Ces phénomènes concernent 28 % des jeunes garçons interrogés et 91 % des jeunes filles. Une différence genrée est donc clairement visible. D'ailleurs, le harcèlement sexuel peut prendre plusieurs formes : 82 % des jeunes interrogés ont subi des sifflements en rue ; quatre filles sur six ont déjà été victimes de commentaires sexistes ; 79 % disent avoir été victimes de regards insistants ; 62% ont fait l'objet de remarques sur leur apparence.

La plate-forme Safer Cities, sur laquelle les jeunes âgés de 15 à 30 ans peuvent identifier et partager des lieux où ils se sentent en insécurité dans les villes de Bruxelles, Anvers et Charleroi, a permis de constater que 27 % des signalements ont lieu en soirée, 10 % la nuit et 24 % l'après-midi.
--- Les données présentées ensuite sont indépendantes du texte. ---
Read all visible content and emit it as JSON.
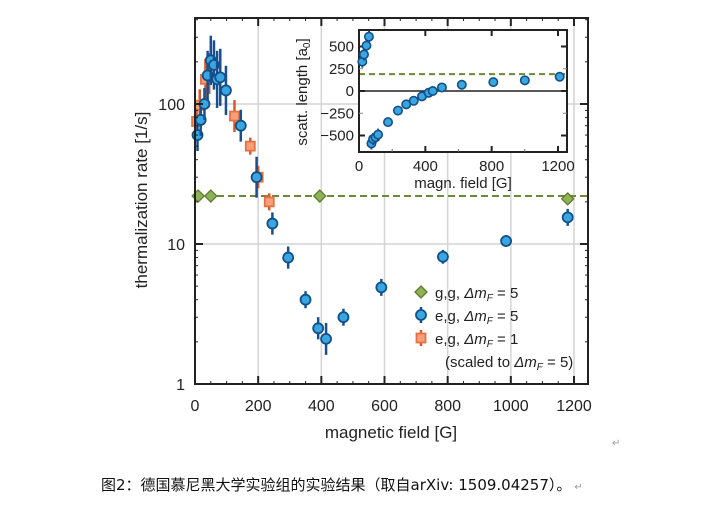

Le harcèlement est donc présent à tout moment de la journée.
De plus, les jeunes interrogés ont souligné le manque réel d'intervention de la part des témoins. À Bruxelles, seulement 30 % des victimes ont déclaré que des passants avaient réagi. Il s'agit là d'un vrai problème de société, qui démontre la nécessité d'outiller les témoins pour les aider à intervenir.


Même si le phénomène touche tout le monde, les filles en restent les principales victimes. À titre d'exemple, une fille sur deux évite de se rendre dans certains endroits ou n'y va jamais seule.


En conclusion, le bilan répressif de la loi de 2014 est très faible. Très peu de condamnations ont eu lieu sur cette base, notamment parce que la loi est jugée inaccessible.


Qu'est-ce qui a été mis en œuvre jusqu'à présent afin de lutter concrètement contre le harcèlement sexuel dans notre Région ?

Un travail d'information a-t-il été ou sera-t-il mis en œuvre auprès du grand public afin de faire connaître et de permettre l'application de la loi contre le sexisme ?

Une campagne de sensibilisation des témoins est-elle prochainement prévue ?

Réponse de la Secrétaire d'Etat:

Zoals u weet, ondersteunt het internationale project Safer Cities van Plan International jongeren die de strijd aangaan tegen seksuele intimidatie in de stad, door lokale jeugdgroepen te organiseren die oplossingen en aanbevelingen formuleren voor beleidsverantwoordelijken en gemeenschappen.


Het doel van het programma is om veilige, verantwoordelijke en inclusieve steden uit te bouwen met en voor jongeren. In het kader daarvan laten jongeren hun stem horen over hun ervaringen met seksuele intimidatie in de stad en gaan ze samen aan de slag om problemen te identificeren en oplossingen te formuleren.


Het project Safer Cities omvat ook een digitaal platform waarop jongeren de plaatsen waar ze zich ongemakkelijk of onveilig of net goed en veilig voelen, kunnen aanduiden en delen.

Dès son élaboration, equal.brussels a soutenu Plan International par le biais d'un subventionnement. L’administration et moi-même avons suivi, ensemble, toute l’évolution de ce projet. Outre les données importantes que la plate-forme fournit, elle est également très utile dans la mesure où, parmi ces jeunes, des jeunes Bruxellois et Bruxelloises y participent activement. En effet, bon nombre d’entre eux partagent leurs expériences, aident à analyser la situation et contribuent auxrecommandations pour la mise en place de futures politiques.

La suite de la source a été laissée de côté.